Debating the PATRIOT Act
Courtesy of Instapundit, here is a really good online debate on the PATRIOT Act featuring University of Chicago legal scholars Geoffrey Stone and Richard Posner. Section 215 (the so-called "library act") is one of the major topics of discussion.
In this debate, I am definitely on the side of Judge Posner, who makes a valuable point about the need to balance civil liberties with protecting the safety of the public:
Whether section 215 of the act is justifiable depends not only, as you imply, on the consequences for civil liberties but also on the magnitude of the terrorist threat and on the contribution that the provision is likely to make to reducing that threat. I do not find in your posting or in your other writings an effort to assess the current terrorist threat and evaluate countermeasures. (I would be very interested in your assessment.) Civil liberties represent an effort to strike a balance between liberty and safety, and so vary in scope as the balance shifts.
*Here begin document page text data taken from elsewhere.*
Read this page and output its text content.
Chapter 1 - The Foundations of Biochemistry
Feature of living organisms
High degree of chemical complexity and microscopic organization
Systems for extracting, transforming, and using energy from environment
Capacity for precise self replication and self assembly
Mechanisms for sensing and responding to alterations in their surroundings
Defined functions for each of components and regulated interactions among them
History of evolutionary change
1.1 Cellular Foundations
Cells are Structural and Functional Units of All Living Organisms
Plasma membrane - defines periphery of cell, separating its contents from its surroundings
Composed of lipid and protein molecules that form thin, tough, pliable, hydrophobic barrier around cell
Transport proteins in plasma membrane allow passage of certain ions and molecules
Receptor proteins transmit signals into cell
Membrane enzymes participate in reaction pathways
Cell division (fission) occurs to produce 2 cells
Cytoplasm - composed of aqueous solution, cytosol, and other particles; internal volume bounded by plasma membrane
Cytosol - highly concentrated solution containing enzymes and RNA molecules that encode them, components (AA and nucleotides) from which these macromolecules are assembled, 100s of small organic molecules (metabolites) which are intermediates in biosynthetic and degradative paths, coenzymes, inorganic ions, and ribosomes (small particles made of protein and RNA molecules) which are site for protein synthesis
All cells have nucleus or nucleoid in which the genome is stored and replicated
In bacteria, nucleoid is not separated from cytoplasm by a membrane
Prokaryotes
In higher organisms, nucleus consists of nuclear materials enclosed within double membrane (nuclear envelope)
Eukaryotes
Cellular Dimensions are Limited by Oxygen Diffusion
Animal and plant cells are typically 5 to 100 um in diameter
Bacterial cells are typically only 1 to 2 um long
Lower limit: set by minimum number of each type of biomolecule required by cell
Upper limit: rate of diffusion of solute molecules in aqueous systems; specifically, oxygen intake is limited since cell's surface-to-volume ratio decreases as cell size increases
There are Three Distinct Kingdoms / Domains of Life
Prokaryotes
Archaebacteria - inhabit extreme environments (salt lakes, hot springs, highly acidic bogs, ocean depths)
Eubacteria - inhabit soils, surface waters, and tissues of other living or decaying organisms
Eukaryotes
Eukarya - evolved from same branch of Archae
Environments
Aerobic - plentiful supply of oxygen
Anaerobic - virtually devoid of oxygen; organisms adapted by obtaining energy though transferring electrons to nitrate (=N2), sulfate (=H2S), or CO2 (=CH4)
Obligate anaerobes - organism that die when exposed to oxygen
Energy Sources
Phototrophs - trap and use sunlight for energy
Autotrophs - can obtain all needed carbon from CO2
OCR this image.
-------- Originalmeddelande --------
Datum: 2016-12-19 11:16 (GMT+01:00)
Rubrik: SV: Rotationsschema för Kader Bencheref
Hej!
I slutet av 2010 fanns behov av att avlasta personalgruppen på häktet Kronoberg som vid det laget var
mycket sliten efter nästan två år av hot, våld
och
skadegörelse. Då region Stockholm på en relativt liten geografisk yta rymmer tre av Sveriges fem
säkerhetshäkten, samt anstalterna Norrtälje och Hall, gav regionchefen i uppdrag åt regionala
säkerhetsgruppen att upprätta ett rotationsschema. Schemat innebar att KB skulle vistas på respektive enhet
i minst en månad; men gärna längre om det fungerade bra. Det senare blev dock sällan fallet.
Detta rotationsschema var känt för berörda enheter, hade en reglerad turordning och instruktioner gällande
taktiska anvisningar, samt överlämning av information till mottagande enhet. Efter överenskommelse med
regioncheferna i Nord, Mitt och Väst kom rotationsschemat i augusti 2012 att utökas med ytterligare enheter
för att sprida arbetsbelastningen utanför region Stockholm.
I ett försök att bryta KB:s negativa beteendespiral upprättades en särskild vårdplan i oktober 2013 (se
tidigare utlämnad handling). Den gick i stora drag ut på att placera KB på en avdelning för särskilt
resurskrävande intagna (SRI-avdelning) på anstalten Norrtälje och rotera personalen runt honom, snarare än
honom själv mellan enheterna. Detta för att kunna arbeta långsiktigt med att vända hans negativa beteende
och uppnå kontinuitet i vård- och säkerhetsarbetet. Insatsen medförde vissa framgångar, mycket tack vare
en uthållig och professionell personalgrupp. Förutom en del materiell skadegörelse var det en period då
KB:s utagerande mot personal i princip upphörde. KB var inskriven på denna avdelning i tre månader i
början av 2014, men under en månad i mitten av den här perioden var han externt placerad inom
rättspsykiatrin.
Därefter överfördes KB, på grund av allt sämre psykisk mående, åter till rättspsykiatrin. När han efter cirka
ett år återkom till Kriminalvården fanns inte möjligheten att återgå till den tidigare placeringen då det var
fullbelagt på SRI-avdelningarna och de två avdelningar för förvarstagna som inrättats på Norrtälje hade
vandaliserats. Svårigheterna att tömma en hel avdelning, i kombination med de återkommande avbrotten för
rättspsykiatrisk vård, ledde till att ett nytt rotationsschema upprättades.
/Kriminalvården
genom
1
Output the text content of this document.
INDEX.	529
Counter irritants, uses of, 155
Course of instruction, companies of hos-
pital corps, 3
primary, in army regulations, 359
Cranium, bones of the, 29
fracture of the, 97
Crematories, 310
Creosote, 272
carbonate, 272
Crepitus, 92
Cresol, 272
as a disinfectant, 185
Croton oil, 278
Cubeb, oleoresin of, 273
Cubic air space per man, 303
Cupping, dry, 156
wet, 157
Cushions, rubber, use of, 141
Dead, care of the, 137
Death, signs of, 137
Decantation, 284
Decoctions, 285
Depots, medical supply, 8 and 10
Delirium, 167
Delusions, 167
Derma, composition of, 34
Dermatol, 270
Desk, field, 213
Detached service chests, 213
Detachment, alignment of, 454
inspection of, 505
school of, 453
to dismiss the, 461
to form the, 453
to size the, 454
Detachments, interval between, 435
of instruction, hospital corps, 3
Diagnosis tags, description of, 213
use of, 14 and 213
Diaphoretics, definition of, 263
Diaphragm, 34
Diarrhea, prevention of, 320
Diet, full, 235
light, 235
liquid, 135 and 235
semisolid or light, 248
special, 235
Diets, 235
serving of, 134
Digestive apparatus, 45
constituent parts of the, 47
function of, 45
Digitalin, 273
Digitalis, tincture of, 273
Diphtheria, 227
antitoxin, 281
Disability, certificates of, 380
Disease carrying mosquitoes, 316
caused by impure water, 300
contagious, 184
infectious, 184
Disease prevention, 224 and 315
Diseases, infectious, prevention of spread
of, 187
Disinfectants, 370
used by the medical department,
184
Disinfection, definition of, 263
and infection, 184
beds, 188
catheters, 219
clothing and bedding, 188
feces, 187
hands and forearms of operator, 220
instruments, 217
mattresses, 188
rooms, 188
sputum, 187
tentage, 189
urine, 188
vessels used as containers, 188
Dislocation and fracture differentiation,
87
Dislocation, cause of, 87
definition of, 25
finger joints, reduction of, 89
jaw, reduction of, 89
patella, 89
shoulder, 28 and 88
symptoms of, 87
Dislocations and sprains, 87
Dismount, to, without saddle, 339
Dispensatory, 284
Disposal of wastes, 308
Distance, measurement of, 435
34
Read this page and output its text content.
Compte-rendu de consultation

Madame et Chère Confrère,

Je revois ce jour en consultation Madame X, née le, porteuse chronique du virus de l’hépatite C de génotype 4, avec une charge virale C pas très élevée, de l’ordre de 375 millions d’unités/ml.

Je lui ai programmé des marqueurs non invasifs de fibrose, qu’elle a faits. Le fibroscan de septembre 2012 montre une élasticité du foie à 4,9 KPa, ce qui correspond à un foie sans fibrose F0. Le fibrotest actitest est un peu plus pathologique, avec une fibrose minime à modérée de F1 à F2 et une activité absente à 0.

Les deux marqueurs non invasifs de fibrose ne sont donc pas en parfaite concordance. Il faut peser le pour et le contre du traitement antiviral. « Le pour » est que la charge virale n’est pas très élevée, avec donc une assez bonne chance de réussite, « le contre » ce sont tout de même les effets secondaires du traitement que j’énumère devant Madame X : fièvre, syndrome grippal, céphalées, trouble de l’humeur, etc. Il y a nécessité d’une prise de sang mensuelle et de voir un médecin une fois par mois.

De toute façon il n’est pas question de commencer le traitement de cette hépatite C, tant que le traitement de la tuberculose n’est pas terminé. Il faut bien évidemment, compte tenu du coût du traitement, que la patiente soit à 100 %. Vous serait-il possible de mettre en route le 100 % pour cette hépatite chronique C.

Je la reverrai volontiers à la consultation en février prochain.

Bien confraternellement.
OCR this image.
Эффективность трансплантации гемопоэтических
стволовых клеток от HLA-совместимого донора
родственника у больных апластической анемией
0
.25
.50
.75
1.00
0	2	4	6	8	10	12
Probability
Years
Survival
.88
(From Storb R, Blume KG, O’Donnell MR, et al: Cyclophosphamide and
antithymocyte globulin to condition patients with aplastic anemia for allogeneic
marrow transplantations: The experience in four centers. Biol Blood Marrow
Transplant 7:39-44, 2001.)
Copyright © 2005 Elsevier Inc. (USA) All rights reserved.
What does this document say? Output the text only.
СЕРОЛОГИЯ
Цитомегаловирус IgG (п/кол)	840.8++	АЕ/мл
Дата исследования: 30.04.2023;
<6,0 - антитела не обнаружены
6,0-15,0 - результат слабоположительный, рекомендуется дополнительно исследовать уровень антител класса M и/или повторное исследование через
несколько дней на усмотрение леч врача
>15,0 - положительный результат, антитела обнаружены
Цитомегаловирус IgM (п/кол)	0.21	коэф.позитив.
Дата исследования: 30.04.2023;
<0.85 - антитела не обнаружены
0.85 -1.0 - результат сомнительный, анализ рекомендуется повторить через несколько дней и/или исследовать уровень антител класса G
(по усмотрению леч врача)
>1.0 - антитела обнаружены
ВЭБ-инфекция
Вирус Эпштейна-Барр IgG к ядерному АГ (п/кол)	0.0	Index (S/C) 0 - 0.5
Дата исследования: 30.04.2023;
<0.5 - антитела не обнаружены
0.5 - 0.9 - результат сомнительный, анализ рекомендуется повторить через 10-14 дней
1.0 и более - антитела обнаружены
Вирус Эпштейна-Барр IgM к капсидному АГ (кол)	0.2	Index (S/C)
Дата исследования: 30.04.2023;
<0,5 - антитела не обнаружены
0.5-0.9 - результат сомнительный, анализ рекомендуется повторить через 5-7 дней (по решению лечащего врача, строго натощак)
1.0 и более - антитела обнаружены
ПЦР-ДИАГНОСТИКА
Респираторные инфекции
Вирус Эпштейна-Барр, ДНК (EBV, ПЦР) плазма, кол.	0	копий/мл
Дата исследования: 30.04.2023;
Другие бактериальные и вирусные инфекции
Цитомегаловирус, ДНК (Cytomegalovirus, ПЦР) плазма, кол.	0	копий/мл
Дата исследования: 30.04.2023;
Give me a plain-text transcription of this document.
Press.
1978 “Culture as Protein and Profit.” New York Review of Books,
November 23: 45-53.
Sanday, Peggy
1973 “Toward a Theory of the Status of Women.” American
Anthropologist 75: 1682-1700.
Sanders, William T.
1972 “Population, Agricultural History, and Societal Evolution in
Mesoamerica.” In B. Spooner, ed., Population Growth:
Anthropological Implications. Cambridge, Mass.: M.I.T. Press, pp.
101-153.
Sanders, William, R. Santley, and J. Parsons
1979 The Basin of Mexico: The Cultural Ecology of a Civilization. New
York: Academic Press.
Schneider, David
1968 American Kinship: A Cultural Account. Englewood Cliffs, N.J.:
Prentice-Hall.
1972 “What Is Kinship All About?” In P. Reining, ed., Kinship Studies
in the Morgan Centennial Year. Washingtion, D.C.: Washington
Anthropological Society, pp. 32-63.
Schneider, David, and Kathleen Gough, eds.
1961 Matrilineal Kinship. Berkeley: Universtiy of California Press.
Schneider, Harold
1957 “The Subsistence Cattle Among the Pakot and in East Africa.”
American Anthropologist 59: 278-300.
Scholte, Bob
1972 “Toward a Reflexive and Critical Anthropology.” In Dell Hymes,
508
The balance at any given moment cannot be struck unless due weight is given to both values at stake; to ignore one of the competing values is the equivalent of a bird's trying to fly with only wing. I am sure that at some level you agree that civil liberties are ultimately a matter of balancing liberty and safety—you agree for example that a measure of censorship may be justified in wartime that would not be justified in peacetime. Do you consider the trial and execution of the German saboteurs who landed by submarine on Long Island in 1942 an overreaction to war fears? What makes you think that the current terrorist threat is not great enough to justify a reexamination of the expansive scope of civil liberties that is a legacy of the extraordinary judicial activism of the years in which Earl Warren was Chief Justice of the United States?